Cette thérapie la plus sûre vantée pour la PLC est aussi la moins fiable, mais vaut la peine d’être poursuivie en raison de la nature bénigne des médicaments : les antibiotiques à des doses et des durées d’acné. Les macrolides érythromycine, azithromycine et clarithromycine à des doses de 250 mg à 500 mg par jour pendant au moins 2 mois ont été les plus populaires. La tétracycline et ses dérivés ont également été utilisés aux mêmes doses que celles utilisées pour l’acné ; cependant, étant donné la tendance à utiliser la photothérapie et à ce que l’éruption apparaisse chez les enfants, ces antibiotiques ont tendance à être prescrits moins souvent.

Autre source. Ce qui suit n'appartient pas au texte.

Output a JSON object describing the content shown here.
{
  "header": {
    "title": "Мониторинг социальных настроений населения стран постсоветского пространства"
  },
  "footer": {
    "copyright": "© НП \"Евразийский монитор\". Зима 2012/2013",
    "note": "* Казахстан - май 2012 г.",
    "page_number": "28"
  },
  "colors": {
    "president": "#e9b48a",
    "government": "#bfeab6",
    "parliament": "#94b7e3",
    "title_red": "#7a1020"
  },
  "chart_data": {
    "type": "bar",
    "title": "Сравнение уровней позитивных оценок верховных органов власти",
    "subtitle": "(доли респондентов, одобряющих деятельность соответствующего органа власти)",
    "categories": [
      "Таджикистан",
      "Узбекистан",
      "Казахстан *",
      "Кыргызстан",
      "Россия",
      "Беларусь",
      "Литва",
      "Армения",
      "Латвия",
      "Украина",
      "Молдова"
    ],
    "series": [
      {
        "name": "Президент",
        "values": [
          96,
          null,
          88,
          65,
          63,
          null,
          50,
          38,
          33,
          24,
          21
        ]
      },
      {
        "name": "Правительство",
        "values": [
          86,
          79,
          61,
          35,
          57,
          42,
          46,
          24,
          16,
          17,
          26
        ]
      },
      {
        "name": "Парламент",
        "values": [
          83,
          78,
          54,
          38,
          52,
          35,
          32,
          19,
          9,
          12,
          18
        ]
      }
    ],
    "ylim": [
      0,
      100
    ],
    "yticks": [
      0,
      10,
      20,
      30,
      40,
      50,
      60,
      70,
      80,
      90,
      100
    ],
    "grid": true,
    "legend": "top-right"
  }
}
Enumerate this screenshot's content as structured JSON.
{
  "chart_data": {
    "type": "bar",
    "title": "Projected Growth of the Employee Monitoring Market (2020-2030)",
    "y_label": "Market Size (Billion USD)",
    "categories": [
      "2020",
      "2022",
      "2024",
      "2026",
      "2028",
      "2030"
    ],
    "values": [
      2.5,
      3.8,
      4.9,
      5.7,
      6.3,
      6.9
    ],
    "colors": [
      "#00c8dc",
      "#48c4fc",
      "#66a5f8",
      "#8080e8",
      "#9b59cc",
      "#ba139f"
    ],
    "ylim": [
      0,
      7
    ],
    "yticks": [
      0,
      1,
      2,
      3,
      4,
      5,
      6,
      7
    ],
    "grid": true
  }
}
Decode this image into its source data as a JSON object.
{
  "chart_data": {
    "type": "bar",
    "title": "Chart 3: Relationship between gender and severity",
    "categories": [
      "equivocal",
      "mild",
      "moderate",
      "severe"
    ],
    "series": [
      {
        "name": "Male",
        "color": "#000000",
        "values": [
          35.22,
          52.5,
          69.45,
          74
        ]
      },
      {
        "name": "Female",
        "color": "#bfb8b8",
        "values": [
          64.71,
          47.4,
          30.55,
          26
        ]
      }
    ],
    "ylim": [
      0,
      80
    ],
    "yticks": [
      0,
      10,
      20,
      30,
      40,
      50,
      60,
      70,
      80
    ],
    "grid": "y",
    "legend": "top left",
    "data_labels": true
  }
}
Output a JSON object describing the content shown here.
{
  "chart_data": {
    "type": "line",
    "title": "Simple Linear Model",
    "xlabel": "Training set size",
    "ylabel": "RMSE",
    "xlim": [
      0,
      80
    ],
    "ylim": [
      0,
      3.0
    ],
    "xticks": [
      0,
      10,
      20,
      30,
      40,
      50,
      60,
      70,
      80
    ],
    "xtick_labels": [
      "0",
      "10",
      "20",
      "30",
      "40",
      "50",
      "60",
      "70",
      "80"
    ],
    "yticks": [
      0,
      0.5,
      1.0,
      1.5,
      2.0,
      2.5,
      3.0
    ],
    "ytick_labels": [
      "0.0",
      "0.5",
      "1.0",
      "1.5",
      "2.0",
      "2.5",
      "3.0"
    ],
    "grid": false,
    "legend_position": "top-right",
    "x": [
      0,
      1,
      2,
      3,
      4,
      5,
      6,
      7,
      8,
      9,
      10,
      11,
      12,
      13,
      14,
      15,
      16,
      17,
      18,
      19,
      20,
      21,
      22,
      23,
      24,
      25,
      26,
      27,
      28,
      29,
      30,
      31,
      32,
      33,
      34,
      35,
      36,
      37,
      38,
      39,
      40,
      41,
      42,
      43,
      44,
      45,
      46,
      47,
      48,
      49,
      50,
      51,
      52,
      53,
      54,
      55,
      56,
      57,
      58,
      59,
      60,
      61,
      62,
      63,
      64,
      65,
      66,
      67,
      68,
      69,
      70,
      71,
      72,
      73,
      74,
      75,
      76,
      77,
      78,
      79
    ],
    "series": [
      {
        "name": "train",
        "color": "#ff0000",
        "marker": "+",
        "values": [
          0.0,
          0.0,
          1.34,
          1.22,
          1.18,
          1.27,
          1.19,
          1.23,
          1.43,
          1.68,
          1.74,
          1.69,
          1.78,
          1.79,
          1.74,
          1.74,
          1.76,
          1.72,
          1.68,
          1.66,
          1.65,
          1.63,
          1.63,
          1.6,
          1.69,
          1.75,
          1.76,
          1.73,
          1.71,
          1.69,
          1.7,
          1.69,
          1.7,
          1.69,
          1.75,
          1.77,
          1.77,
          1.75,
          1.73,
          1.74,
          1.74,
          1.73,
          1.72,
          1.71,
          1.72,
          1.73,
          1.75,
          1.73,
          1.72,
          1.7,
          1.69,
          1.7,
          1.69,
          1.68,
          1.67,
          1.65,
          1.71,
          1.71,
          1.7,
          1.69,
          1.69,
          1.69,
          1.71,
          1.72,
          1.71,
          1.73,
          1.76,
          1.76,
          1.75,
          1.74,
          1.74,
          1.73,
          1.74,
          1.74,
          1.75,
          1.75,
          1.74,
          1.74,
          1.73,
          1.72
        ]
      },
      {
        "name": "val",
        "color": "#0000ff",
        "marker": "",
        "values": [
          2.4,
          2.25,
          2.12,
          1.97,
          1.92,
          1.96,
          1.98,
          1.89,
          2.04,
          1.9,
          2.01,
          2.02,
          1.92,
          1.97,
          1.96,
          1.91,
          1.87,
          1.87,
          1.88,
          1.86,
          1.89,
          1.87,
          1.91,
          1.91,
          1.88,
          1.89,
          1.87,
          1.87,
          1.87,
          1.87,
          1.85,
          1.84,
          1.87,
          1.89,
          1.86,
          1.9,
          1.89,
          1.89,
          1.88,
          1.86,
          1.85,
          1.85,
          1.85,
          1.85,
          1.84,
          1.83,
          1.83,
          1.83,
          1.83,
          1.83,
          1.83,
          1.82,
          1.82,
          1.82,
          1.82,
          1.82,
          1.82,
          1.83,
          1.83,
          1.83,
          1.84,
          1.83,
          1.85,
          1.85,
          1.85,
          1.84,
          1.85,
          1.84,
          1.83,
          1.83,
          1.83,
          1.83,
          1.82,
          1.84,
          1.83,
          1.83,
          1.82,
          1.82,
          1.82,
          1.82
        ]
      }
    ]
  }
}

Le traitement systémique le plus fiable pour la PLC est le méthotrexate hebdomadaire à des doses similaires à celles qui réussissent pour le psoriasis. Une caractéristique unique de la PLC est qu’une fois contrôlée avec le méthotrexate, la dose peut souvent être réduite à 5mg par semaine pour supprimer l’apparition de nouvelles cultures. Encore une fois, la nature bénigne de la maladie doit contrebalancer tout risque d’hépatotoxicité ou de suppression de la moelle osseuse.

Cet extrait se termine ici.